Recyclables, such as pet bottles, were among the trash recovered during the cleanup in Freedom Island. If segregation and recycling were done at source, these materials would not have found their way into the bay.

The groups are pushing for the strict implementation of the Ecological Solid Waste Management law which reinforces the ban on incineration, decentralizes waste management from the city to the barangay (village), requires waste separation at source,  and door-to-door collection, and the creation of materials recovery facility in every barangay for composting and storage of residuals and recyclables.

“The reason we have a waste crisis is because many cities and barangays are not implementing the law,”  said Sonia Mendoza, Chairman of Mother Earth Foundation (MEF).

MEF has been tirelessly working with communities and cities in the proper implementation of the solid waste law.
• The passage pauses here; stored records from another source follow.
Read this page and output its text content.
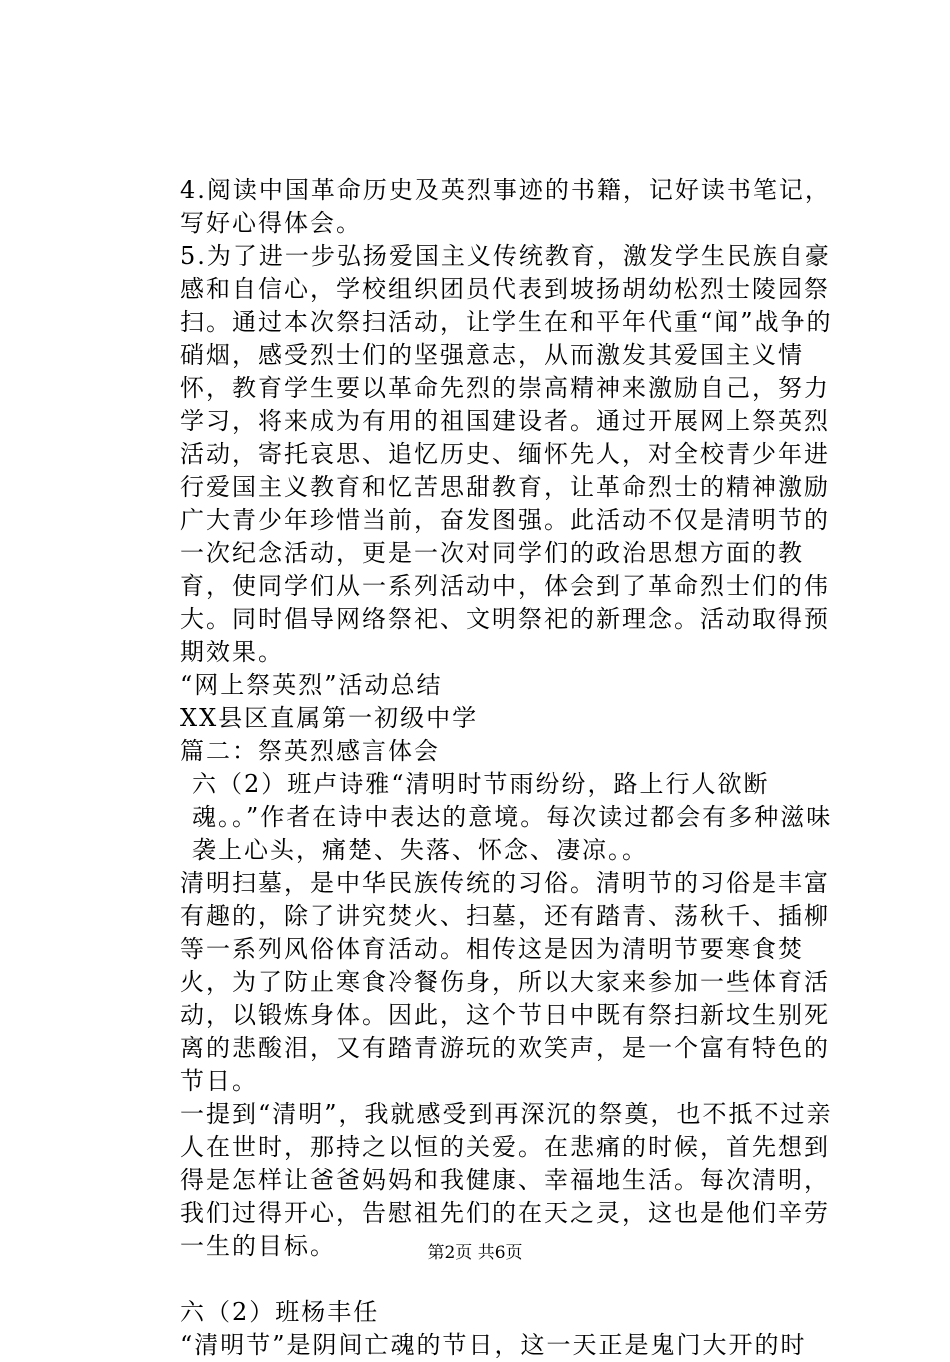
4.阅读中国革命历史及英烈事迹的书籍，记好读书笔记，写好心得体会。

5.为了进一步弘扬爱国主义传统教育，激发学生民族自豪感和自信心，学校组织团员代表到坡扬胡幼松烈士陵园祭扫。通过本次祭扫活动，让学生在和平年代重“闻”战争的硝烟，感受烈士们的坚强意志，从而激发其爱国主义情怀，教育学生要以革命先烈的崇高精神来激励自己，努力学习，将来成为有用的祖国建设者。通过开展网上祭英烈活动，寄托哀思、追忆历史、缅怀先人，对全校青少年进行爱国主义教育和忆苦思甜教育，让革命烈士的精神激励广大青少年珍惜当前，奋发图强。此活动不仅是清明节的一次纪念活动，更是一次对同学们的政治思想方面的教育，使同学们从一系列活动中，体会到了革命烈士们的伟大。同时倡导网络祭祀、文明祭祀的新理念。活动取得预期效果。

“网上祭英烈”活动总结

XX县区直属第一初级中学

篇二：祭英烈感言体会

六（2）班卢诗雅“清明时节雨纷纷，路上行人欲断魂。。”作者在诗中表达的意境。每次读过都会有多种滋味袭上心头，痛楚、失落、怀念、凄凉。。

清明扫墓，是中华民族传统的习俗。清明节的习俗是丰富有趣的，除了讲究焚火、扫墓，还有踏青、荡秋千、插柳等一系列风俗体育活动。相传这是因为清明节要寒食焚火，为了防止寒食冷餐伤身，所以大家来参加一些体育活动，以锻炼身体。因此，这个节日中既有祭扫新坟生别死离的悲酸泪，又有踏青游玩的欢笑声，是一个富有特色的节日。

一提到“清明”，我就感受到再深沉的祭奠，也不抵不过亲人在世时，那持之以恒的关爱。在悲痛的时候，首先想到得是怎样让爸爸妈妈和我健康、幸福地生活。每次清明，我们过得开心，告慰祖先们的在天之灵，这也是他们辛劳一生的目标。

六（2）班杨丰任

“清明节”是阴间亡魂的节日，这一天正是鬼门大开的时

第2页 共6页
Since 2016, the group has been working with other Asian countries in implementing Zero Waste.

“In cities and communities that strictly implement the law, compliance can be as high as 96%, resulting in waste diversion from landfills by more than 80 percent,” Mendoza said. “This shows that when cities own the responsibility to properly implement a waste program, people comply.”

From September 11 to 20, hundreds of volunteers collected and counted more than 50,000 pieces of plastic waste in Freedom Island, Manila. Six of the top 10 offending brands are multinationals. Nestle led the tally with over 9,000 various Nestle products counted, followed by Unilever and Indonesian brand PT Torabika. Also among the top 10 are Procter & Gamble, Monde Nissin, and Colgate-Palmolive.

Froilan Grate, GAIA’s regional coordinator for Asia Pacific, pointed out that the results are consistent with the results of the waste and brand audits that GAIA and MEF have been conducting in other cities in the Philippines and other countries. “The companies that pollute our seas are the very same companies that have burdened communities with waste that can neither be composted nor recycled,” he said.

This is how a materials recovery facility in communities in the Philippines that strictly implement the country’s Ecological Solid Waste Management law looks like: clean and green.

“We are calling on companies to use materials in their products and packaging that can be truly recovered, reused and recycled, and to invest in alternative delivery systems that will deliver their products to the public without the need for low-value, disposable packaging. Companies conveniently blame the public, their consumers, for plastic pollution, when their products are almost impossible to manage. Companies are only too happy to pass on to cities and the public the responsibility of addressing the waste that their products create,” he added.

The cleanup was co-organized by Greenpeace, GAIA, Ecowaste Coalition, Health Care Without Harm, and Mother Earth Foundation—all members of the the global movement #breakfreefromplastic—in partnership with several wastepicker and grassroots organizations.